If you look at this ad, you may be wondering (as I did when I stumbled across it) why Charlie Brown is advertising a television show in 1963… and why, of all shows, he’s advertising The Untouchables. (Or you may be one of the many people now populating the earth too young to remember the TV series that ran from 1959 to 1963, nor its 1987 film adaptation, nor its 1993 TV revival. For those who are still fresh of heart, I will let you know that it was a gangster show, about an FBI agent and his work against Al Capone and his fellow mobsters.)
This ad ran in the San Bernardino (California) Sun in September, 1963. Channel 18, KCHU, was not a brand new station. According to this K.M. Richards article I rely on for much KCHU data, it had gone on the air in 1962, the first UHF station in Southern California. UHF, those higher-numbered TV stations, were not a major player in the TV scene at the time. Ultra High Frequency TV had not only been developed after the lower-numbered Very High Frequency (VHF) broadcast, but the government had stopped granting stations for years while they reserved the bandwidth for eventual separate color TV broadcasting. Only after a method of broadcasting color was developed that would still work with existing black-and-white sets and content did the US government resume licensing UHF use. Add that to the fact that UHF stations had weaker broadcast signals that wouldn’t carry as far, and you ended up with a bit of a loop: there weren’t stations because there wasn’t an audience, and the potential audience wasn’t buying UHF-compatible TV sets because there weren’t stations. If you had a five-year-old TV set in 1963, there was less than a one-in-ten chance that it had UHF reception built in.

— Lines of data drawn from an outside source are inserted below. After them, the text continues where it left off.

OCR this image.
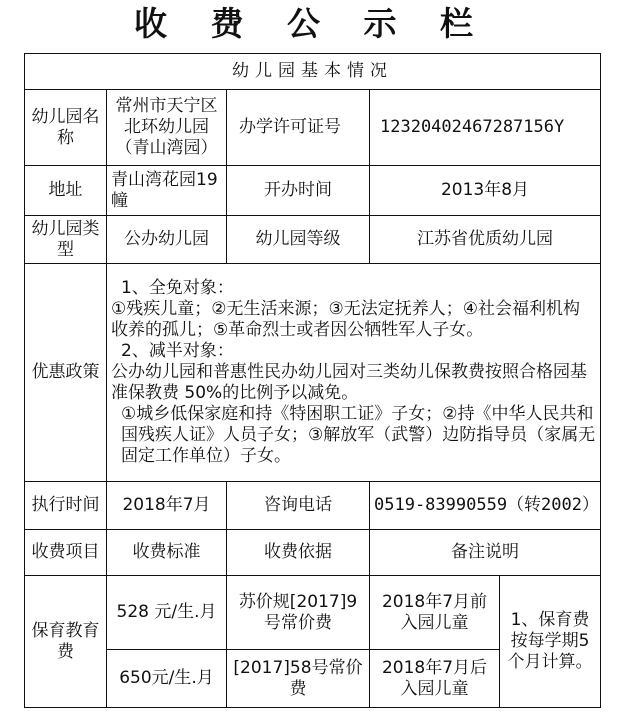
收 费 公 示 栏
幼儿园基本情况				
幼儿园名称	常州市天宁区北环幼儿园（青山湾园）	办学许可证号	12320402467287156Y	
地址	青山湾花园19幢	开办时间	2013年8月	
幼儿园类型	公办幼儿园	幼儿园等级	江苏省优质幼儿园	
优惠政策	1、全免对象：
①残疾儿童；②无生活来源；③无法定抚养人；④社会福利机构收养的孤儿；⑤革命烈士或者因公牺牲军人子女。
2、减半对象：
公办幼儿园和普惠性民办幼儿园对三类幼儿保教费按照合格园基准保教费 50%的比例予以减免。
①城乡低保家庭和持《特困职工证》子女；②持《中华人民共和国残疾人证》人员子女；③解放军（武警）边防指导员（家属无固定工作单位）子女。			

执行时间	2018年7月	咨询电话	0519-83990559（转2002）	
收费项目	收费标准	收费依据	备注说明	
保育教育费	528 元/生.月	苏价规[2017]9号常价费	2018年7月前入园儿童	1、保育费按每学期5个月计算。
	650元/生.月	[2017]58号常价费	2018年7月后入园儿童	
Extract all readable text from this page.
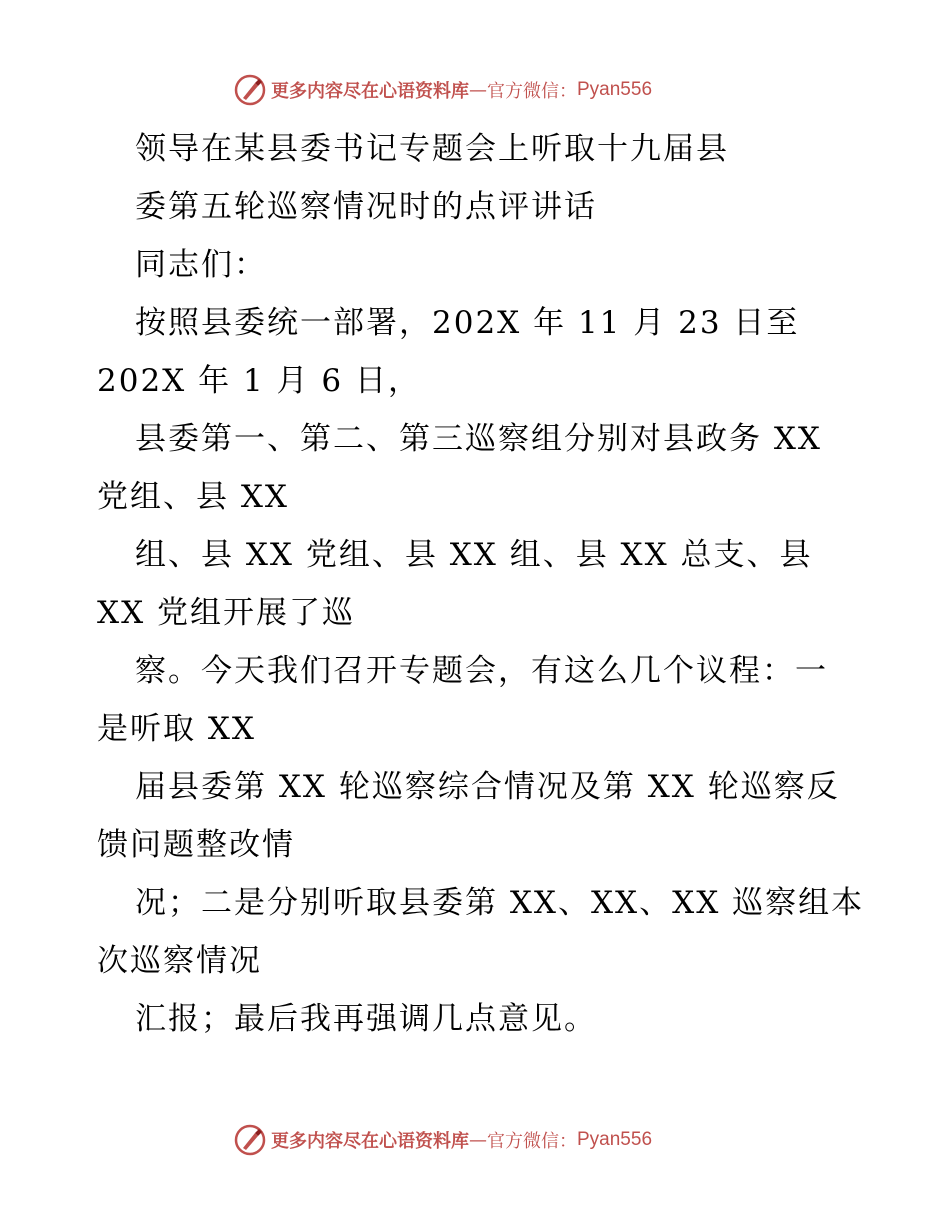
更多内容尽在心语资料库 — 官方微信： Pyan556
领导在某县委书记专题会上听取十九届县
委第五轮巡察情况时的点评讲话
同志们：
按照县委统一部署，202X 年 11 月 23 日至
202X 年 1 月 6 日，
县委第一、第二、第三巡察组分别对县政务 XX
党组、县 XX
组、县 XX 党组、县 XX 组、县 XX 总支、县
XX 党组开展了巡
察。今天我们召开专题会，有这么几个议程：一
是听取 XX
届县委第 XX 轮巡察综合情况及第 XX 轮巡察反
馈问题整改情
况；二是分别听取县委第 XX、XX、XX 巡察组本
次巡察情况
汇报；最后我再强调几点意见。
更多内容尽在心语资料库 — 官方微信： Pyan556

The 1962 launch of the station did not go well. The original owner apparently quickly wanted to get it off their hands, and found new owner to buy them out. Who? Well, this is a piece of information that I had correctly guessed before I had looked it up. This Channel 18 ad doesn’t look like an ad that anyone would license. For one thing, who would license Charlie Brown, then associated solely with Tennessee Ernie Ford’s TV show, to advertise a rerun channel that was not airing the Ford show? And even if they did, wouldn’t there be a copyright tag on the image?
But there was one group of people who felt free to use Charlie Brown in their ads, and that’s newspapers that ran Peanuts. It was quite common to use comic strip characters to advertise the paper and the fact that you could read that strip in the paper, and it was not unreasonable. The blatantly non-Schulz ad here for the daily comics in the Des Moines register is an example — and hey, Charlie Brown in space in April 1958, not only before his association with NASA but even before NASA existed, that’s kinda cool, right?) So yes, it was the newspaper that the The Untouchables ad ran in which had bought out the station, in early 1963. For the end of September, they were doing a relaunch with a new line-up of shows. In order to build audience, they were offering to pay half the cost of the $30 it would take viewers to have their TV sets converted to take UHF. (That $15 price that remained would be the equivalent of $150 today… for which you can now buy a 42-inch HD smart TV with voice remote. If you wanted a “voice remote” in 1963, you had to have a kid brother.) And it seems like they felt that as long as they owned the paper, they could use characters to advertising things the paper owned. It wasn’t just Charlie Brown, although they did use him repeatedly, not just for the reruns of The Untouchables but also for Frontier Circus and “the children’s programs” in general. Linus and Snoopy also got into the act.
And while the majority of the ads were featuring Peanuts characters, Dick Tracy did get pulled into advertise the cop show Dragnet (which makes sense, but wouldn’t Tracy have been a more logical choice to promote The Untouchables as well?) Dennis the Menace, agent of family chaos, makes an intriguing choice to promote Divorce Court.
Once the new line-up actually launched, the comic character ads went away, replaced by ads using pictures from the actual TV shows they were promoting.
So, did having their lineup launched by famed comics characters make KCHU a long-lived and thriving media colossus? Alas, no. When a media conglomerate bought out the newspaper the next year, they only wanted the paper itself. The TV station was just a blip in California TV history. No one has been able to watch Frontier Circus on San Bernardino’s channel 18 in my lifetime, and the world is, I presume, sadder for it.